Work in cancer research – shouldn’t you be curing cancer faster?

I’m sure most of my fellow scientists will have had this accusation levelled at them once or twice. Never mind that markets don’t work like this, that scientific progress requires more than one discipline of study. Never mind that I’d be useless in a lab because my natural talents lie towards the empathy and big-picture-view that make me a good ethologist. Why don’t we all go cure cancer right now?

Here I direct you to another wonderful science communicator: Jorge Cham. As the creator of PhDComics.com he has plenty to say on the experience of being a scientist. When he visited a cancer centre he had to ask: why were they listening to him and not off curing cancer?

Please do visit that link. It’s one of the most informative links I’ll ever point you towards. To call this monster simply ‘Cancer’ provides a smoke screen that disguises the true problem. There are many, many cancers and there are many, many hurdles on the way to curing, or even treating, those many, many cancers.

This brings us to the selfie trend. Take a photo of yourself without makeup to raise awareness of cancer. The Telegraph reports the trend has already raised a million pounds. The Independent editorialises the death of vanity. And Closer magazine thinks we’re all missing the point (they helpfully tell me the point is to donate money).

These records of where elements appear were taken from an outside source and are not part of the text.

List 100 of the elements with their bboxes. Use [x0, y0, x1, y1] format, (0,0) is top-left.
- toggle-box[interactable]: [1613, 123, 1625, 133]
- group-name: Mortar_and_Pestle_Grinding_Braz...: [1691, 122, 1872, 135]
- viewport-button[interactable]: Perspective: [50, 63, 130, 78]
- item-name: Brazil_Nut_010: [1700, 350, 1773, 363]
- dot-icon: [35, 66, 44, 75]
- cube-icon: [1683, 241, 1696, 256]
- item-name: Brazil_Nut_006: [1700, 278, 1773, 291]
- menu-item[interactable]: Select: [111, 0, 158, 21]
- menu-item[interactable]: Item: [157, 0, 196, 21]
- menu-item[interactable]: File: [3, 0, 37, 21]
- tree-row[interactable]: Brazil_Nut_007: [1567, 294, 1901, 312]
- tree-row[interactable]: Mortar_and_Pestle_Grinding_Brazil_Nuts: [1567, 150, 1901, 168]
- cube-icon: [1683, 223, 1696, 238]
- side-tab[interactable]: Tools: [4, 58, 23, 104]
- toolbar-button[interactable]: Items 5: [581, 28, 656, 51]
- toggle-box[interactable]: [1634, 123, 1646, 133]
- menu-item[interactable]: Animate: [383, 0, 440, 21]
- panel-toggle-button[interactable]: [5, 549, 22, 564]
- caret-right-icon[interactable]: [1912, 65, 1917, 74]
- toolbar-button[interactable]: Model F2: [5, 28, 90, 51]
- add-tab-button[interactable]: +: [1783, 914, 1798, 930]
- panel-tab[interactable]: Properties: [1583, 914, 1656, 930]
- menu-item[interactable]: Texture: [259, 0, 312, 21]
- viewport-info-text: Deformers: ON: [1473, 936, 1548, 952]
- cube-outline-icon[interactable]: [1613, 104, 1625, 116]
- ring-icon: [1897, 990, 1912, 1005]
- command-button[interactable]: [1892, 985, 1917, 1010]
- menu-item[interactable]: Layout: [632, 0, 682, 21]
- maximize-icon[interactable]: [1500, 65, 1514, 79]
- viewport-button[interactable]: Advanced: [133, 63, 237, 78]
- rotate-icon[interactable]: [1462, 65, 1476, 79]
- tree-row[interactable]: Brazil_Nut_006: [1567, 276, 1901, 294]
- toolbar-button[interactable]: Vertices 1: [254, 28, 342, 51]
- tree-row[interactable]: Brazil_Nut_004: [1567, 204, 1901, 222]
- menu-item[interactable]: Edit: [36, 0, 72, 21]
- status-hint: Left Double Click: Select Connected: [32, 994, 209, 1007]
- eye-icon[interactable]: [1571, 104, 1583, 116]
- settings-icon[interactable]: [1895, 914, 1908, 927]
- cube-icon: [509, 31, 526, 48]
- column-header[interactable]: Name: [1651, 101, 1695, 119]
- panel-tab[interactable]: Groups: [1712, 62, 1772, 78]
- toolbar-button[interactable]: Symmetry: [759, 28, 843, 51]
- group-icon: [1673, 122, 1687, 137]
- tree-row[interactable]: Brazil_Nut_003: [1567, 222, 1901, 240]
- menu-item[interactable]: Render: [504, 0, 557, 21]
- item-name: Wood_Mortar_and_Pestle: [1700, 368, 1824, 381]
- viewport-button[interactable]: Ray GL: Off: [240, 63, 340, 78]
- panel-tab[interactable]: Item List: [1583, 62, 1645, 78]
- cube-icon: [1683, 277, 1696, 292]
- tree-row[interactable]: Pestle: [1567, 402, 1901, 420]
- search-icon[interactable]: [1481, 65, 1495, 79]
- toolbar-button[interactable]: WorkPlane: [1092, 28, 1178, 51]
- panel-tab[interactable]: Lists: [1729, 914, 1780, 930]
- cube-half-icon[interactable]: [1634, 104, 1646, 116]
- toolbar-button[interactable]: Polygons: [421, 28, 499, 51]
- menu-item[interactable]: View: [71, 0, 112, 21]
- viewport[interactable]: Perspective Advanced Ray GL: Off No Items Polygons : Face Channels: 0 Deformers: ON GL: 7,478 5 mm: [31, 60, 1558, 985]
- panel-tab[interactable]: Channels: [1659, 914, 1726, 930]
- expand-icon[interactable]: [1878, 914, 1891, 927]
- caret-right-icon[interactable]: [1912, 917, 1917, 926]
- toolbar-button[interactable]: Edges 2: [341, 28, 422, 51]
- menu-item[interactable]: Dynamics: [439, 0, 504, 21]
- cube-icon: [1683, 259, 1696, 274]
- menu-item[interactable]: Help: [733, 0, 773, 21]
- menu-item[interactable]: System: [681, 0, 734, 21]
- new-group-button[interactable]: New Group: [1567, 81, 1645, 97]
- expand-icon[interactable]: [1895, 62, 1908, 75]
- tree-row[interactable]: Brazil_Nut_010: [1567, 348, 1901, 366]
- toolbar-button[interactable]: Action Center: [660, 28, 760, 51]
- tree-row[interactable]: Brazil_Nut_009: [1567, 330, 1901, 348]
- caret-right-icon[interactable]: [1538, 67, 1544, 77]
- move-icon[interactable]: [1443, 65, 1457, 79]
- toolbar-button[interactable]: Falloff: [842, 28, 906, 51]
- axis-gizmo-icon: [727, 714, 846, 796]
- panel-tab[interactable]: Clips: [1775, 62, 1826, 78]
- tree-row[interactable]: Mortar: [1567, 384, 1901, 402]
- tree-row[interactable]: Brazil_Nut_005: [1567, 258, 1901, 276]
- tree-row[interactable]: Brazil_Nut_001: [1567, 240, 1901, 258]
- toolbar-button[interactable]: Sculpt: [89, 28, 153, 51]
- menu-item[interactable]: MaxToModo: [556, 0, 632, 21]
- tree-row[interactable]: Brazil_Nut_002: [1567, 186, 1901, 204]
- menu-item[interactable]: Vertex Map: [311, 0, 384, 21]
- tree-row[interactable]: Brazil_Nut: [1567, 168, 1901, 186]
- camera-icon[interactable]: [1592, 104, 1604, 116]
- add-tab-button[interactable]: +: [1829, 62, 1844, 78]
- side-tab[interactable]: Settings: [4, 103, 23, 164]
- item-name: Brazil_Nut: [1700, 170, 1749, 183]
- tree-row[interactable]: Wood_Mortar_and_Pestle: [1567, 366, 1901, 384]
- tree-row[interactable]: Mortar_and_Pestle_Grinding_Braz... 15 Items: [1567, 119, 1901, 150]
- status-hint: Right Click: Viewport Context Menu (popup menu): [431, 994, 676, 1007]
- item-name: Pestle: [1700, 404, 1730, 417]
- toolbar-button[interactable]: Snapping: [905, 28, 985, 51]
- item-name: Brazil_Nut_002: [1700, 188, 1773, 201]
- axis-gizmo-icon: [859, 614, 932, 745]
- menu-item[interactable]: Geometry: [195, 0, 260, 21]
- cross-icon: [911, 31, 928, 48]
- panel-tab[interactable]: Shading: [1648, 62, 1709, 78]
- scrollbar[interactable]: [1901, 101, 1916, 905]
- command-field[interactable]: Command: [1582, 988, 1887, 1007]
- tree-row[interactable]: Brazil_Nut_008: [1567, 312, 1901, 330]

It’s always easy to criticise. I’ll start my criticisms by saying this no-make up selfie bandwagon sensationalises women who choose not to wear make up. It is somehow ‘brave’ to appear as you do when you wake up in the morning. I have apparently been subjected to ‘horror’ if I’m to believe the self deprecatory captions on each selfie.

This is perhaps what offends me the most about this whole trend. I’m an avid selfie taker and I wear make up perhaps once a month. Last weekend I posted about five make-up free selfies in the course of a football match. Is this horrendous to you? Am I brave? No, I am not.

Because I am afraid of cancer.

And this is why the selfie craze is brave, just not quite in the way people might think. It’s not brave because you contravene some ridiculous preconception of beauty. It’s brave precisely because you frighten me. You remind me there is a terrifying disease out there. Stephanie Boyce is brave for reminding me that the disease is survivable.

The bravery is the same bravery that prompts people to stand on the street collecting money for cancer research. It’s an irritant. They know I don’t want to hear about it, they know I don’t want to confront the fear today, but still they ask for money.

When we talk about a ‘cancer awareness’ campaign it may seem like we’re implying there are people out there who are somehow unaware of our plague. Nobody is unaware of cancer. But there is still a desire to sweep the disease under the rug. It is so big, so complex and so terrifying that it’s easier to think that if all scientists simply put their heads together we’d have it kicked in a week.

It bothers me that your make-up less face is worthy of comment. It bothers me that we picked this method of getting people talking. But it bothers me that cancer is still so prevalent.

What’s the bigger evil? The disease, or being reminded that it exists?